David Madrigal présente la PlayStation Vita, une console portable de Sony sortie en 2011, qu’il a récemment acquise pour remplacer celle de son enfance, qui avait finalement rendu l’âme. « J’ai fini par payer 200 $, alors que cela m’aurait coûté 600 $ au départ. ÉTATS-UNIS« il se réjouit, profitant également de la faiblesse actuelle du yen.
Une clientèle en quête de souvenirs d’enfance
Certaines consoles jamais vendues hors du Japon sont désormais très recherchées par les collectionneurs étrangers, souligne l’historien du jeu vidéo Hiroyuki Maeda.
« Par exemple, les consoles Famicom et Super Famicom de Nintendo sont particulièrement populaires » parce qu’ils ont été commercialisés à l’étranger sous des formes et des noms différents (la NES ou Nintendo Entertainment System, et la Super NES).

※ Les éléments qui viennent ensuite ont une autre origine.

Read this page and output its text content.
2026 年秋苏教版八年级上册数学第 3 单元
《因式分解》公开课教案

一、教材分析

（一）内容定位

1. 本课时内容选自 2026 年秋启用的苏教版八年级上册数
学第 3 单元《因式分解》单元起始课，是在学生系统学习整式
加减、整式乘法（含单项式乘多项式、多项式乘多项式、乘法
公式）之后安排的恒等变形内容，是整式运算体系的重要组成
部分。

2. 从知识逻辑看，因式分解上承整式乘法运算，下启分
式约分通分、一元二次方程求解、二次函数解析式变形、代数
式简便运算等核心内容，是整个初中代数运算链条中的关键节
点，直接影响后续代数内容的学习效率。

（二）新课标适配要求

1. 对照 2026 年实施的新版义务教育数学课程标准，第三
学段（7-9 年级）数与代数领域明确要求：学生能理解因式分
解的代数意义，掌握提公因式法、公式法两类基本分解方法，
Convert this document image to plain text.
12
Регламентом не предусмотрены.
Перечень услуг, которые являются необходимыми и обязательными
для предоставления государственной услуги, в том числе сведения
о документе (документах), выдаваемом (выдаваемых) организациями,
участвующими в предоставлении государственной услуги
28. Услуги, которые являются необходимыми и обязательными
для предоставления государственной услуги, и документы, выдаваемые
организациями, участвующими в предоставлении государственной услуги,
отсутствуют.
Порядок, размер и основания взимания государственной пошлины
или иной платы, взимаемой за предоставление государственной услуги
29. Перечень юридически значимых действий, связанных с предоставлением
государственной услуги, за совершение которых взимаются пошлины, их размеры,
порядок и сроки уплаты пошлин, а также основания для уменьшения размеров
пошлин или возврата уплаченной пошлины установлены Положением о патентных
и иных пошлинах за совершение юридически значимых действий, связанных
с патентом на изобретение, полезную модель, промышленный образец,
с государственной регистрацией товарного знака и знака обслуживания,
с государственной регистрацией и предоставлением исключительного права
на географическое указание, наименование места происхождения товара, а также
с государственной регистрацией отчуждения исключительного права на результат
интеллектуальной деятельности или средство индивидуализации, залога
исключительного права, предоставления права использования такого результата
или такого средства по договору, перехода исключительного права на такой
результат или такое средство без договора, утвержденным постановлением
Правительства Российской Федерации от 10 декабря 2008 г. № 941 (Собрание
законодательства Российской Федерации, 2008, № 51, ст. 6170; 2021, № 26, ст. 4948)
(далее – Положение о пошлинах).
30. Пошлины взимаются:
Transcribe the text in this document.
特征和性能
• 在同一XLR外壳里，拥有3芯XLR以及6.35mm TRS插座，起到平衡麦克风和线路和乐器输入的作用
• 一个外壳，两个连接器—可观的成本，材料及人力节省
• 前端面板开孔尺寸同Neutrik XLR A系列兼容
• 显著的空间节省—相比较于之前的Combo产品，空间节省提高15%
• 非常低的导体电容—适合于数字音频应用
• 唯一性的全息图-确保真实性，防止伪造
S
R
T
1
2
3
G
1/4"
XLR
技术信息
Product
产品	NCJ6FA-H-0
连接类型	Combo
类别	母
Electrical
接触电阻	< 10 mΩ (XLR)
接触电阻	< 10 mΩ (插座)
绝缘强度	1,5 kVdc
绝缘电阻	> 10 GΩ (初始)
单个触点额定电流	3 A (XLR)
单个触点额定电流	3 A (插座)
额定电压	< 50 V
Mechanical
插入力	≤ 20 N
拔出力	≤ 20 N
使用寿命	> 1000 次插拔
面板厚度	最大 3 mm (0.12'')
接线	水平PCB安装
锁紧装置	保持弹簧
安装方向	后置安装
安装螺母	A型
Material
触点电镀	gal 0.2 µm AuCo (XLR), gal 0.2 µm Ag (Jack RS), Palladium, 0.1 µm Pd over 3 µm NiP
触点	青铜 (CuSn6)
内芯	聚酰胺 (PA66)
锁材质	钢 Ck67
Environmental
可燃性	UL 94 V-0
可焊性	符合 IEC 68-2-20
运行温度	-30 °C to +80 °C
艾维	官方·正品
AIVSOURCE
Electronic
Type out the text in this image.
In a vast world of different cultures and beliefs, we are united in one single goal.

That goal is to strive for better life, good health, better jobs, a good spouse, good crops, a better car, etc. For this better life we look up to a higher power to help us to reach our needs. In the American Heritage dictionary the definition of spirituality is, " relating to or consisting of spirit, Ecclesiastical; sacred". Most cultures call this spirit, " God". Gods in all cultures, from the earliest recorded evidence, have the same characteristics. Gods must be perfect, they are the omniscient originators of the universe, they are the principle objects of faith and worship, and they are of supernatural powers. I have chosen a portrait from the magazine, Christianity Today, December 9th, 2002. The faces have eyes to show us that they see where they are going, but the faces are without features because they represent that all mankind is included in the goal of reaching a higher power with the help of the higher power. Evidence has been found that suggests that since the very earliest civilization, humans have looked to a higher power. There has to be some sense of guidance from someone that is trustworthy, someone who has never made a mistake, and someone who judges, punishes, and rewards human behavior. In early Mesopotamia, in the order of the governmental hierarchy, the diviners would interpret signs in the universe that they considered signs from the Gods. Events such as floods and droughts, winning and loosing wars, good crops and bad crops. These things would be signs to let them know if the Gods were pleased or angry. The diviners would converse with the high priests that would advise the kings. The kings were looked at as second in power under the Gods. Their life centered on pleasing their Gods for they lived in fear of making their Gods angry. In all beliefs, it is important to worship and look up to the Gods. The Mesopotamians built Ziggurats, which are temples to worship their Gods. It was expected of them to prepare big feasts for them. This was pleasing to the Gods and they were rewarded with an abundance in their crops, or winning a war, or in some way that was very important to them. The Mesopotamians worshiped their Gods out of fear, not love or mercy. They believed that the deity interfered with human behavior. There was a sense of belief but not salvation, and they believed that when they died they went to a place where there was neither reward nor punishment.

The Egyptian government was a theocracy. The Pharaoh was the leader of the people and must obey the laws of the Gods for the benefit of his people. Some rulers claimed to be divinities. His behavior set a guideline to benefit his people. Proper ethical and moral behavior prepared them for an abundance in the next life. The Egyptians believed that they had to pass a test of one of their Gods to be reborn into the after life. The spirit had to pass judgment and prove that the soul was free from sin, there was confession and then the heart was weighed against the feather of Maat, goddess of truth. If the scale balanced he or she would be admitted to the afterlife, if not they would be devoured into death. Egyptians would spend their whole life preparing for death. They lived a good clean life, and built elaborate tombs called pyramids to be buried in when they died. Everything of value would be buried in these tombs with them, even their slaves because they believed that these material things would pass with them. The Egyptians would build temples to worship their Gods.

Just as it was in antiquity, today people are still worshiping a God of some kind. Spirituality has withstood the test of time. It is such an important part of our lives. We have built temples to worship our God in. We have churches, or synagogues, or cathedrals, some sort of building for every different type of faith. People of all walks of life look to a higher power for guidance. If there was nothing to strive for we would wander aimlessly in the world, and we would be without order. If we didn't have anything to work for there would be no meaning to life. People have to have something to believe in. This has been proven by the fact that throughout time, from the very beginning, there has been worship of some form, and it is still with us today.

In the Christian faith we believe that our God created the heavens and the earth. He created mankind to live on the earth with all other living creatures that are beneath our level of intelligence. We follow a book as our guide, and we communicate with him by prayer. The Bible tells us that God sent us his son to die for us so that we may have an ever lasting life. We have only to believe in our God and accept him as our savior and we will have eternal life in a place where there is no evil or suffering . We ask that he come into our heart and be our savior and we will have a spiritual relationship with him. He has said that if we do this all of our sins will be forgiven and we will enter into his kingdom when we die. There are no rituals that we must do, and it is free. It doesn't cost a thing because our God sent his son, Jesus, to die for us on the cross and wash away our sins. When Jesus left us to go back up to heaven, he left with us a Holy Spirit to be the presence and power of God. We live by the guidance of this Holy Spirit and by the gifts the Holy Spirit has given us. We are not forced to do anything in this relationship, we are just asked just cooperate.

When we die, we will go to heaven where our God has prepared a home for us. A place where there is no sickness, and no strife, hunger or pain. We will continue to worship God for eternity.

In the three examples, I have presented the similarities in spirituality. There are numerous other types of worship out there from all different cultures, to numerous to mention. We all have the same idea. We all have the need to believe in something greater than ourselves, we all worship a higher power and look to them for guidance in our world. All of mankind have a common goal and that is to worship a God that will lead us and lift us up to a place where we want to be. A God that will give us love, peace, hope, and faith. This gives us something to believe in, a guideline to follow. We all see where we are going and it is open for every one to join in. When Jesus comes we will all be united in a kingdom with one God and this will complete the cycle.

« Si vous venez au Japon et que vous voyez une machine que vous n’avez jamais vue auparavant, vous avez envie de l’acheter. Cela stimule l’âme du collectionneur. »il a dit.
Selon ce spécialiste, auteur de plusieurs dizaines d’ouvrages sur l’histoire des jeux et des consoles, « La définition du rétrogaming varie en fonction de l’époque à laquelle les personnes qui s’y adonnent sont nostalgiques ».
A deux heures de route au nord de Tokyo, dans un paysage de rizières et de champs de lotus, « super collectionneur » Le Japonais Proudro (son pseudonyme en ligne) comprend parfaitement le charme des reliques de jeux vidéo japonais.
En face de la maison où il vit avec sa famille, un vieux bâtiment, véritable musée du jeu vidéo, regorge de sa précieuse collection de plusieurs milliers de jeux anciens et de consoles et bornes d’arcade en état de marche.
« L’attrait de la collection de jeux rétro réside en réalité dans la nostalgie des souvenirs d’enfance dans les magasins de jeux ou des moments passés à jouer chez des amis. »dit le collectionneur de 50 ans.
« Pour être honnête, je ne joue pas vraiment » il confie. « Être entouré de jeux, de leurs sons, de leur ambiance, les regarder et rêver, cela suffit à mon bonheur. »
Un collectionneur réfléchit sur l’évolution du marché
Proudro a dépensé sans compter pour accumuler ces merveilles, qui atteignent parfois des prix fous : une version encore en packaging du jeu « Super Mario Bros. »sorti en 1985, vendu en 2021 pour deux millions de dollars.
Cependant, jusqu’à la fin des années 1990, les vieux jeux n’avaient presque aucune valeur, se souvient Maeda. « Dans les magasins, ils étaient entassés dans des poubelles » et vendu entre 10 et 1 000 yens (six centimes à six euros aujourd’hui).
Proudro dit qu’il a parcouru le Japon il y a une vingtaine d’années à la recherche de ces trésors dans les magasins de jouets et les librairies.
« Il y avait souvent dans un coin, couverts de poussière, des stocks de Super Famicom ou (Jeux électroniques Nintendo) Game & Watch. Les anciens qui tenaient ces magasins me disaient de les prendre pour les vider.
« Comme je travaille dans la vente de légumes, je leur donnais une boîte d’oignons ou de pommes de terre, et tout le monde était content. »
« Aujourd’hui, ce ne serait plus possible. Ces magasins ont disparu et avec Internet, tout le monde s’est mis à revendre. »provoquant une flambée des prix.
Fier de sa passion, Proudro a fondé une association d’amateurs de rétrogaming pour la partager avec d’autres aficionados du monde entier, se réjouissant de l’intérêt des étrangers pour cette culture japonaise.
« Mais pour être honnête, je pense aussi que ces produits japonais devraient rester au Japon. C’est un peu comme les estampes japonaises d’autrefois, qui partaient à l’étranger où elles étaient plus appréciées, avant d’être rachetées par le Japon. ».
L’archipel, regrette-t-il, « est lent à réaliser de la valeur » de ses œuvres.